There’s something of the TV Studio record about Edward Hall’s slick but superficial production. Jonathan Fensom’s set looks like it has been nabbed from a sitcom, as if the stone wall cottage has been made out of plastic. The script and performances feel plastic-y too; shiny and attractive but lacking in substance.
Clichés crowd in from every direction. Tamzin Outhwaite plays run-down mother Briony who suffers from depression and is still breast-feeding her 3 year old son. She spends most of her time grabbing at her leaky breasts and crying. Barnaby Kay, as Outhwaite’s long-suffering husband Keith, mostly hides in the bedroom. The biggest laughs of the night come from a running gag, which involves the bedroom door getting stuck – again and again.
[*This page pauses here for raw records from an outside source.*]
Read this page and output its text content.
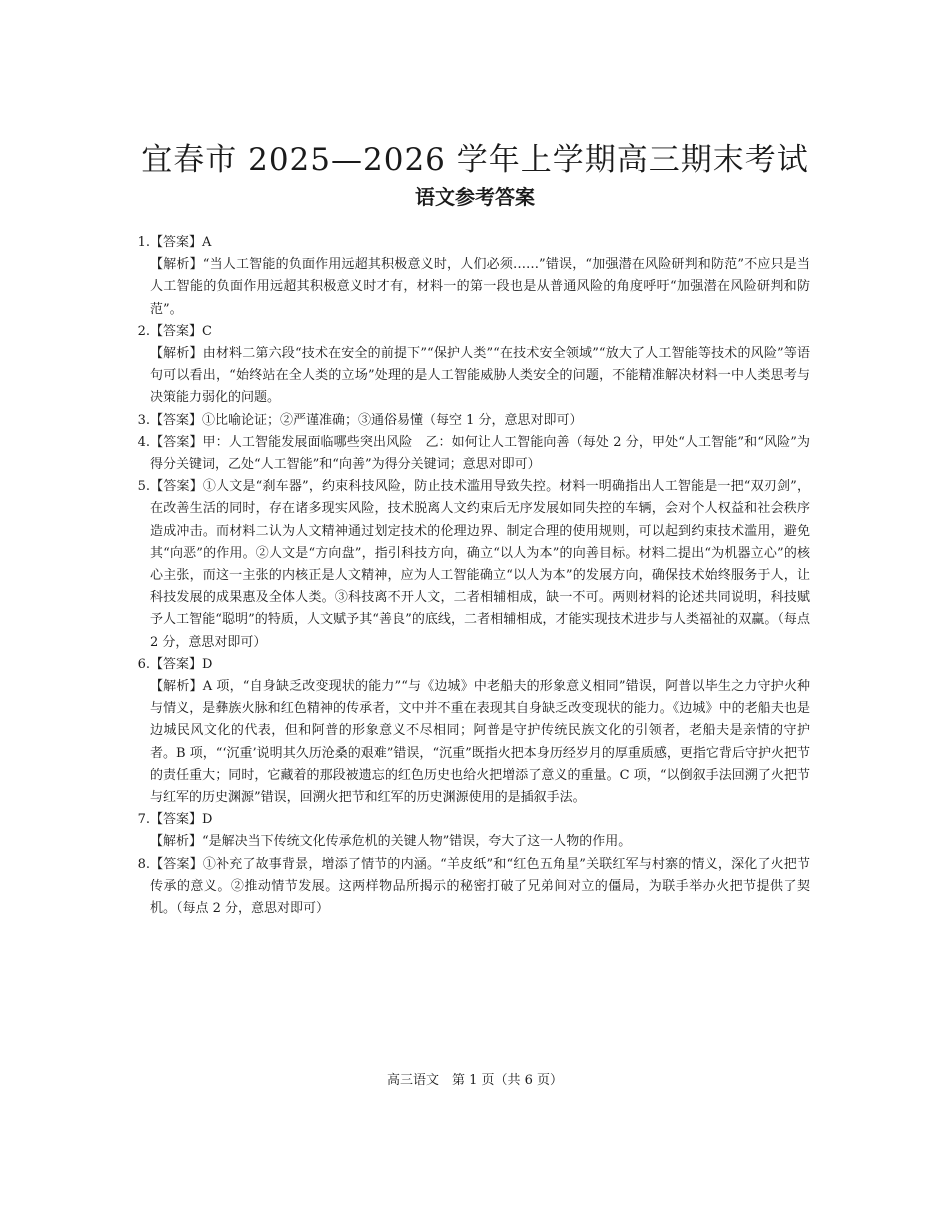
宜春市 2025—2026 学年上学期高三期末考试
语文参考答案
1.【答案】A
【解析】“当人工智能的负面作用远超其积极意义时，人们必须……”错误，“加强潜在风险研判和防范”不应只是当人工智能的负面作用远超其积极意义时才有，材料一的第一段也是从普通风险的角度呼吁“加强潜在风险研判和防范”。
2.【答案】C
【解析】由材料二第六段“技术在安全的前提下”“保护人类”“在技术安全领域”“放大了人工智能等技术的风险”等语句可以看出，“始终站在全人类的立场”处理的是人工智能威胁人类安全的问题，不能精准解决材料一中人类思考与决策能力弱化的问题。
3.【答案】①比喻论证；②严谨准确；③通俗易懂（每空 1 分，意思对即可）
4.【答案】甲：人工智能发展面临哪些突出风险　乙：如何让人工智能向善（每处 2 分，甲处“人工智能”和“风险”为得分关键词，乙处“人工智能”和“向善”为得分关键词；意思对即可）
5.【答案】①人文是“刹车器”，约束科技风险，防止技术滥用导致失控。材料一明确指出人工智能是一把“双刃剑”，在改善生活的同时，存在诸多现实风险，技术脱离人文约束后无序发展如同失控的车辆，会对个人权益和社会秩序造成冲击。而材料二认为人文精神通过划定技术的伦理边界、制定合理的使用规则，可以起到约束技术滥用，避免其“向恶”的作用。②人文是“方向盘”，指引科技方向，确立“以人为本”的向善目标。材料二提出“为机器立心”的核心主张，而这一主张的内核正是人文精神，应为人工智能确立“以人为本”的发展方向，确保技术始终服务于人，让科技发展的成果惠及全体人类。③科技离不开人文，二者相辅相成，缺一不可。两则材料的论述共同说明，科技赋予人工智能“聪明”的特质，人文赋予其“善良”的底线，二者相辅相成，才能实现技术进步与人类福祉的双赢。（每点 2 分，意思对即可）
6.【答案】D
【解析】A 项，“自身缺乏改变现状的能力”“与《边城》中老船夫的形象意义相同”错误，阿普以毕生之力守护火种与情义，是彝族火脉和红色精神的传承者，文中并不重在表现其自身缺乏改变现状的能力。《边城》中的老船夫也是边城民风文化的代表，但和阿普的形象意义不尽相同；阿普是守护传统民族文化的引领者，老船夫是亲情的守护者。B 项，“‘沉重’说明其久历沧桑的艰难”错误，“沉重”既指火把本身历经岁月的厚重质感，更指它背后守护火把节的责任重大；同时，它藏着的那段被遗忘的红色历史也给火把增添了意义的重量。C 项，“以倒叙手法回溯了火把节与红军的历史渊源”错误，回溯火把节和红军的历史渊源使用的是插叙手法。
7.【答案】D
【解析】“是解决当下传统文化传承危机的关键人物”错误，夸大了这一人物的作用。
8.【答案】①补充了故事背景，增添了情节的内涵。“羊皮纸”和“红色五角星”关联红军与村寨的情义，深化了火把节传承的意义。②推动情节发展。这两样物品所揭示的秘密打破了兄弟间对立的僵局，为联手举办火把节提供了契机。（每点 2 分，意思对即可）
高三语文　第 1 页（共 6 页）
Robert Webb’s character, the smug and self-deluded Ross, is an amped up version of his Peep Show persona. He and his wife, Rosy (Sarah Hadland) are the type of couple who cue each other in whilst in conversation. Webb’s strength has always been his understated ghastliness but he’s a little too low-key for this brazen show. His performance is all in his jittery eyes but it’s hard to see them, sitting a few rows back in the theatre.
Issy Van Randwyck is the show’s knock-out star, with the most hideous yet humane performance of the night. She plays the type of spoilt soul who has never had to take life seriously. She considers her career as a doctor to be a ‘hobby’ and says ‘fuck’ as often as she can. Yet despite this there is a wisdom about Randwyck’s character; as if she has come about all this silliness after a lot of serious thinking.
Poor old Bel Powley - who was gifted a plum of a role in April De Angelis’ play ‘Jumpy’ – is required mainly to strip off and screech, as moody teenager Tabby. This is less a role and more a slouching tangle of limbs.
All this might be forgiven were ‘Raving’ packed with cracking jokes but Paisley Day’s script is flabby. Limited dramatic scenarios are stretched beyond breaking point and, when the jokes come, they are rarely sharp enough; ‘You let nature dictate/Emphasis on the dick.’
There are a few fine physical gags, such as when a grown man furtively licks a teenager’s leg or a husband gratefully sucks on a bottle of his wife’s breast-milk. But it isn’t enough. Near the end, as a dramatic denouement is being dragged out for far too long, one character points out: ‘In a minute, one of us is going to get extremely bored of this and stand up.’ Spot on.